Österreichs erste „Trennungsambulanz“

Wenn das Herz schmerzt

Österreichs erste „Trennungsambulanz“

Oftmals als lächerlich abgetan, gibt es das im Volksmund bezeichnete „Gebrochene Herz“ tatsächlich. Auf Wikipedia wird Liebeskummer nicht von ungefähr als „emotionale Reaktion auf unerfüllte und verlorene Liebe“ geführt, die sich durchaus auch in Form körperlicher Symptome – bis hin zu lebensbedrohlichen Funktionsstörungen des Herzmuskels (Gebrochenes-Herz-Syndrom) – äußern kann. Doch so weit sollte man es erst gar nicht kommen lassen, weshalb sich nun zwei Österreicherinnen dem Phänomen Trennungsschmerz und wie man diesen effektiv bewältigen kann, angenommen haben.

Leidensdruck.
In Österreichs erster „Trennungsambulanz“ helfen Sabrina Limbeck (46) und Mag. Beatrix Roidinger  (50) Frauen und Männern mit Liebeskummer. „Jeder kennt wohl diesen Schmerz, mit dem man sich plötzlich völlig alleingelassen fühlt“, erklärt Sabrina Limbeck, seit vielen Jahren Ehe- und Familienberaterin, im Gespräch mit MADONNA. „Ich habe selbst meinen Lebenspartner durch Tod verloren und mich vom Vater meiner Tochter getrennt. Jetzt will ich anderen in solchen Krisen helfen.“ Zusammen mit Beatrix Roidinger, die einst von ihrem Ehemann nach 22 Jahren verlassen und damit ebenfalls alle mit dem Trennungsschmerz verbundenen Phasen und Prozesse kennenlernen musste, eröffnet Limbeck am 1. März ihr Therapiezentrum im siebten Wiener Bezirk. „Wir bieten wöchentliche Gruppentermine, aber auch Einzelsitzungen sowie Online-Beratung an.“ Wobei an den essenziellen Fragen wie „Werde ich je wieder glücklich?“, „Wann hört der Schmerz auf?“, „Wie überlebe ich die nächste Zeit?“ gearbeitet wird. Von der Gruppenarbeit sind Ehe- und Familienberaterin Limbeck, die auch als Krisenpflegemutter tätig ist, und die akademisch geprüfte Sexualberaterin Roidinger, überzeugt, „weil wir uns dort einerseits nicht so allein fühlen und andererseits voneinander lernen können“. Die Trennungsambulanz verstehe sich als Ort des Austausches und aktiven Lernens, wobei nicht nur Menschen mit Liebeskummer, sondern auch solchen, die eine schmerzhafte Trennung von Kindern oder anderen Personen erfahren mussten, geholfen wird.

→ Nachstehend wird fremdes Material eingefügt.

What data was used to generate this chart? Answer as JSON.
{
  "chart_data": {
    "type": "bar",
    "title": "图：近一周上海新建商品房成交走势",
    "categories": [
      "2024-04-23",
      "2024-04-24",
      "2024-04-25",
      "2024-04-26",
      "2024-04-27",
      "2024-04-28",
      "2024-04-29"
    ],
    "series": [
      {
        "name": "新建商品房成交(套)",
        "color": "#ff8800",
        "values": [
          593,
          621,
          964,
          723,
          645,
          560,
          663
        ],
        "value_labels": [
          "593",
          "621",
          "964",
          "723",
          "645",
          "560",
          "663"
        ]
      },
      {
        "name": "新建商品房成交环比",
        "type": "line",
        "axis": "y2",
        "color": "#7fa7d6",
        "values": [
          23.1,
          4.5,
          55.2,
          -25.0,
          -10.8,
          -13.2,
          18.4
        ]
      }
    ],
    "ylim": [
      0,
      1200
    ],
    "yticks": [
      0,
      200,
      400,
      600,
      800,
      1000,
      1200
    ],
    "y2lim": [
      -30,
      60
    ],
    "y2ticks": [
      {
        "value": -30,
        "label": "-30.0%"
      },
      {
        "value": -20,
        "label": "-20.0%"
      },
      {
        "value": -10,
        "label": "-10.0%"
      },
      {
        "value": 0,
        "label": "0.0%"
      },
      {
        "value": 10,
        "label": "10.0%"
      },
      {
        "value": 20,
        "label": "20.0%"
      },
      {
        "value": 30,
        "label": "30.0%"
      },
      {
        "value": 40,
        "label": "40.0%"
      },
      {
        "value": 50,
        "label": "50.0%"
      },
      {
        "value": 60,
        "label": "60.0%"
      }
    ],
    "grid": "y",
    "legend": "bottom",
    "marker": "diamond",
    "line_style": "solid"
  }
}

Gute Idee, schließlich belegen Studien, dass man aus schmerzhaften Trennungen tatsächlich gestärkt hervorgehen kann. Das „Journal of Positive Psychology“ veröffentlichte etwa 2015, dass rund 71 Prozent der Befragten nur 11 Wochen nach ­Beziehungsende positiv gegenüber der vergangenen, aber auch gegenüber einer neuen Liebe eingestellt waren. Wobei freilich die wahrhaftige Bewältigung des Schmerzes vonnöten ist. Genau darum geht es in der neuen Trennungsambulanz, in der neben Gruppendynamik auch körperorientierte Elemente, systemische Aufstellung, Elemente aus der Hypnotherapie, aber auch Creative Writing (kreatives Schreiben) und Achtsamkeitstraining ­angewandt werden. Die Kosten für 5 Termine in der Gruppe betragen 240 Euro. Kein ganz günstiges Unterfangen – aber was sonst sollte uns mehr wert sein, als ein gesundes, glückliches Herz.